How a Home Equity Loan Work?
1. Mortgage: The title of ‘second mortgage’ is defined as the home equity loan is related to a mortgage and the equity in the property acts as the collateral for the lender. The traditional home equity loans have a fixed term as that of the conventional mortgages. The borrower needs to repay the principal and interest during the fixed tenure and if the borrower defaults in repaying, the home could be sold to the lender to cover the outstanding debt.
2. Value: The amount that a borrower is allowed to avail is based partially on the combined loan-to-value (CLTV) ratio of 80% – 90% of the estimated property value. The amount of loan and interest rate is charged also based on the credit score and payment history of the borrower.

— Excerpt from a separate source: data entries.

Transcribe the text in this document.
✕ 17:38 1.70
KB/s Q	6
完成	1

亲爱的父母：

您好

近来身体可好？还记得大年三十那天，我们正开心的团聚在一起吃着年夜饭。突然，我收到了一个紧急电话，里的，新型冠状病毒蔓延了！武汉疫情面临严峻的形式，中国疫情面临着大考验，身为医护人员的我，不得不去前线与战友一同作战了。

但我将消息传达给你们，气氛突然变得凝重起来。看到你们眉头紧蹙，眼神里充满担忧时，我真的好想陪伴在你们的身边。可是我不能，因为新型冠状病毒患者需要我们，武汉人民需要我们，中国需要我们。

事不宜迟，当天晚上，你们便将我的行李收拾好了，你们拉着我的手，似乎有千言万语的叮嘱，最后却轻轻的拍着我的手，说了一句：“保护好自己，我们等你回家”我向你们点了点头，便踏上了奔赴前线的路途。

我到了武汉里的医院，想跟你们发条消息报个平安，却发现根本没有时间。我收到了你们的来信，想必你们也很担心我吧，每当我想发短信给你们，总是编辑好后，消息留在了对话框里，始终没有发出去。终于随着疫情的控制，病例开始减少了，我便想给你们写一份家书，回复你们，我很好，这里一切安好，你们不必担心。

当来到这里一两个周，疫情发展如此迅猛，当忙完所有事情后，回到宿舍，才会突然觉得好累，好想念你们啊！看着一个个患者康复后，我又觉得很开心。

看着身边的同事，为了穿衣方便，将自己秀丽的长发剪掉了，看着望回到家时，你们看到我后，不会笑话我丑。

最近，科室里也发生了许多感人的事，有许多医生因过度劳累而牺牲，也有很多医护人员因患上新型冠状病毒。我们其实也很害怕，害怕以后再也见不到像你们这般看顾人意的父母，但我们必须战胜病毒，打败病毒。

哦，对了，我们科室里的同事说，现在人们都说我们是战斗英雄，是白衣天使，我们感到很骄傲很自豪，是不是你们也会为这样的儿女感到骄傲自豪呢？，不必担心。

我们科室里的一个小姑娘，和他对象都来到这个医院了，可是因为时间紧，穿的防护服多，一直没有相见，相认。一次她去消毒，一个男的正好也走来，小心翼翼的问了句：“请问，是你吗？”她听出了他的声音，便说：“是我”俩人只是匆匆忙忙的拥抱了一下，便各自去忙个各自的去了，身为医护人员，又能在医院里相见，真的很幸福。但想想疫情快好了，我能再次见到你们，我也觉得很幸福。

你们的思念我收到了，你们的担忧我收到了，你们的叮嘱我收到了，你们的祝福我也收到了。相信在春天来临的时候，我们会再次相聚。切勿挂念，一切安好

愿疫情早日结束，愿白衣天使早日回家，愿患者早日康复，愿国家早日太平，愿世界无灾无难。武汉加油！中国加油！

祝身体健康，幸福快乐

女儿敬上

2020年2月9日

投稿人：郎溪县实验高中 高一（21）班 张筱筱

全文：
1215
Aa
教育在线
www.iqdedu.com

3. Conversion: Home equity loan is a way of converting the equity of the home into cash. It serves better when that cash is used in renovating the house and increasing the worth of the house. One should keep in mind that as their home is used for this loan, if the real estate price decreases, he/she could end up owing more than the value of the home.
4. Precaution to be Taken: If one is willing to relocate, he/she might end up losing money if the house is sold or is unable to move. Further, if the loan is availed to pay off debt of the credit cards, he/she should reconsider the urge of using up those credit cards again. One should always look into all the options available before assigning their house into jeopardy.